SwiGLU Channel Mixer¤

discretax.channel_mixers.swi_glu.SwiGLU ¤

Swish Gated Linear Unit (SwiGLU) layer.

Adapted from https://huggingface.co/blog/sachithgunasekara/nanojaxgpt .

The architecture consists of three linear projections: - gate_proj: Projects input to intermediate dimension - up_proj: Projects input to intermediate dimension - down_proj: Projects intermediate dimension back to hidden dimension The computation is: down_proj(swish(gate_proj(x)) * up_proj(x))

Attributes:

Name Type Description
gate_proj

Linear layer for the gate projection.

up_proj

Linear layer for the up projection.

down_proj

Linear layer for the down projection.

__init__(in_features: int, key: PRNGKeyArray, *args, out_features: int | None = None, intermediate_dim: int | None = None, use_bias: bool = False, hidden_ratio: int | float = 4, **kwargs) -> None ¤

Initialize the SwiGLU layer.

Parameters:

Name Type Description Default
in_features int

the input dimensionality.

required
key PRNGKeyArray

JAX random key for initialization.

required
out_features int | None

optional output dimensionality (unused, kept for compatibility).

None
hidden_ratio int | float

FFN expansion ratio used to compute the intermediate dimension as in_features * hidden_ratio * 2/3, rounded up to a multiple of 256. Ignored when intermediate_dim is set explicitly.

4
intermediate_dim int | None

optional explicit intermediate size.
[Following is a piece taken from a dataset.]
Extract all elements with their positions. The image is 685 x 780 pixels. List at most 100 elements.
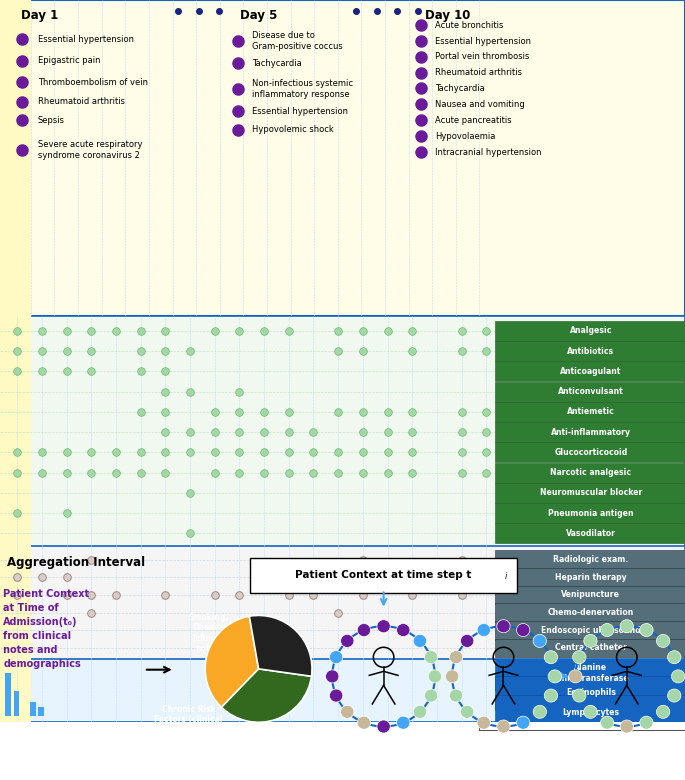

When set, hidden_ratio is ignored.

None
use_bias bool

whether to include a bias term in the linear layers.

False
*args

Additional positional arguments (ignored).

required
**kwargs

Additional keyword arguments (ignored).

required
__call__(x: Array) -> Array ¤

Forward pass of the SwiGLU layer.

Parameters:

Name Type Description Default
x Array

Input tensor.

required

Returns:

Type Description
Array

Output tensor of after applying the SwiGLU transformation.